“Cold hands, warm heart,” my grandmother chuckled. I remember her squeezing my adolescent hand so tightly that my bones gnashed together. I smiled through the discomfort, silently praying for the release of my fingers from her grip while sitting still next to her. I felt sorry. I was sorry we were not close like my mother’s mother.
My hands were made by my father’s mother. Long and dexterous. A temperature comparable to ice. Best warmed by the heart of my mother’s mother where they were warmed in the summer sun at her cottage, in front of her fireplace, and in the palm of her soft leather glove, walking side by side.
My father’s hands are sturdy and tanned. Taken over by the tributaries of veins that stream into the valleys of his knuckles. I remember his hands by the repeated motions of his obsessive compulsive behaviors, like the way he slid an envelope into the inner pocket of his sport coat. Repeatedly, pulling it out and tucking it away. Fidgeting with a stack of papers on his desk. Moving a salt shaker around on the table. Everything had to land just right. We didn’t know if he truly suffered or it was all a tactic to test my mother’s patience. I also remember his hands by their deceit. Discarding a cigarette behind his back. Hiding a beer behind the skirt of his armchair. Turning the channel when anyone entered the room. And, like my grandmother, my father used his hands to restrain us too tightly. As if holding someone long and tight would make them love you. Or keep you.
My brother’s hands are rough. Fingertips tinted yellow from cigarettes. Nails bitten down to nothing. The last time I saw him, one hand held his fourth or fifth beer and the other struck his heart while choking back tears for my mother. He works hard to get by fine. Stocking groceries by day and creating music by night. Picking things up. Putting things down. Putting things back. Putting things away.
When I think of my mother’s hands, I remember how she looked at them or what she held in them. Inspecting her fingernails, sliding Rosary beads between her fingers, or sneaking a Hershey Kiss into my pocket before dinner. I can’t remember the details of her hands before the second time she got sick.
The second time was worse. I massaged her hands and feet to level out the anxiety from her medication and help her fall asleep. She refused this gesture at first and then it became one thing she looked forward to. She sat upright against her headboard with the lights and TV on all night to keep her awake until I came home. Waiting for me to sit at the edge of her bed with a soft hand balm and a prayer. A call to another saint that maybe would hear us this time.
The last time I held her hand was in her hospice bed where she turned cold. I was away for a few minutes and came back to her hands resting neatly at her sides as if they had been positioned this way. They were two colors, a warm tint blending into a cold pale glaze. You don’t realize there is a tone to life until it becomes contrasted with its absence.

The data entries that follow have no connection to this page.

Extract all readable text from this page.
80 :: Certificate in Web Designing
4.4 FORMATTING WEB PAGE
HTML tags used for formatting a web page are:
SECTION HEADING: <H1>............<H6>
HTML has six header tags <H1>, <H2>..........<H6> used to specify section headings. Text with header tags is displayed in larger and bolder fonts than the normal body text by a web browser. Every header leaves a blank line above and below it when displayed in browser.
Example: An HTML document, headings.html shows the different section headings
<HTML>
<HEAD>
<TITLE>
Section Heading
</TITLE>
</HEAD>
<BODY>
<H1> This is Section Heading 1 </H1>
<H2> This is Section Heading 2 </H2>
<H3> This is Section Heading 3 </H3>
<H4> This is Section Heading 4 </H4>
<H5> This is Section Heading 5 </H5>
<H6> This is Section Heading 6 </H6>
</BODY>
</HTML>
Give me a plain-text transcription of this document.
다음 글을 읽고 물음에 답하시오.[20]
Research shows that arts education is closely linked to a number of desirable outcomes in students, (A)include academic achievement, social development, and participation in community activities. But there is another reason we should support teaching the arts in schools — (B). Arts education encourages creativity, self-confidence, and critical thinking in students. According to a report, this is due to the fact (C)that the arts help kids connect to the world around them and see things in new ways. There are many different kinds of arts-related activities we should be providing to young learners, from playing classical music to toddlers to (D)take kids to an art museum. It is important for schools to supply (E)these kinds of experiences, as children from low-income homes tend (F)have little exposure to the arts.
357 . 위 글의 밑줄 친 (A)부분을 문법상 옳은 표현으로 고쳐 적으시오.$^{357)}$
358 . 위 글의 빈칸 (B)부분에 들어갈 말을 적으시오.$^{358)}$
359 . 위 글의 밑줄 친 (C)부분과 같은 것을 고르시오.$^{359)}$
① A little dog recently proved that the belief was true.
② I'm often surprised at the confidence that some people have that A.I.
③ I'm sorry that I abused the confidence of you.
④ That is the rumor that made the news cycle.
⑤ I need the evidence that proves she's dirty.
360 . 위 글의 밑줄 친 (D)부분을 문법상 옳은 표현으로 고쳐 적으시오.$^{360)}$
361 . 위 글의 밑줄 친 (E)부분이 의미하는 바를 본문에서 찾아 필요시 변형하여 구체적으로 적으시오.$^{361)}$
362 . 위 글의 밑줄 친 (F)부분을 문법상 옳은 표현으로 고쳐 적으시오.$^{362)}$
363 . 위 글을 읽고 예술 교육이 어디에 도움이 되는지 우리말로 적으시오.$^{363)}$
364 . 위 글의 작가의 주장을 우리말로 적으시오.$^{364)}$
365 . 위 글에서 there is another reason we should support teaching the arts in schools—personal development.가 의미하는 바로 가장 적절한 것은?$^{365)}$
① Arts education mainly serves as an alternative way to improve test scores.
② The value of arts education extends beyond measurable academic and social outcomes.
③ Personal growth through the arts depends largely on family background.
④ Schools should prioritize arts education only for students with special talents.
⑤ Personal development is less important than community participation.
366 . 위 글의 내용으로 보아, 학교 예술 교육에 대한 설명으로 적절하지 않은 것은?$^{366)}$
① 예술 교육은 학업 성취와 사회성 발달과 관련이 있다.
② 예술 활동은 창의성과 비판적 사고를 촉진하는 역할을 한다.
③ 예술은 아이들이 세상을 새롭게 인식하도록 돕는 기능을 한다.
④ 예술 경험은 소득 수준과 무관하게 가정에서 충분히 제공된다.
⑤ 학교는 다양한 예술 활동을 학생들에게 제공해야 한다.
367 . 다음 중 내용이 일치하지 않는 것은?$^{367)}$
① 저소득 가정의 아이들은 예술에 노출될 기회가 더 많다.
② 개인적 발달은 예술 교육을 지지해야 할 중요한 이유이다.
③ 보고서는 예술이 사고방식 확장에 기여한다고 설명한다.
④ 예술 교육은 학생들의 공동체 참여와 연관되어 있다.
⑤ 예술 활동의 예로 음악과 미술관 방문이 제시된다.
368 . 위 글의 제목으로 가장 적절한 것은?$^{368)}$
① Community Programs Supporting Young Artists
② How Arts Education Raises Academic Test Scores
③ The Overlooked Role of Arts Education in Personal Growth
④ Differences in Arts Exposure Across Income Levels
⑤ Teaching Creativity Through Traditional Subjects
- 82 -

I put my cold hand on top of hers. How do you describe the feeling of life leaving the body. Or, death taking over it. The feeling of halted blood flow. The grip of my hand tightly clinging to keep life in her fingers. To keep her. These were the hands that carried me as a child. That massaged the charley horses out of my legs after soccer practice as she sat at the end of my bed. That applied sunscreen heavily to my freckled nose and arms. Still, now, I can’t remember what they looked like.
In my younger adult years, I strived to be wholly like my mother, forcing myself to be just like her. In my adulthood, I have accepted that I am half my father and half my mother, living in inner turmoil the duality of sinner and saint. Secretive and kind. Obsessive and patient. Cold and warm.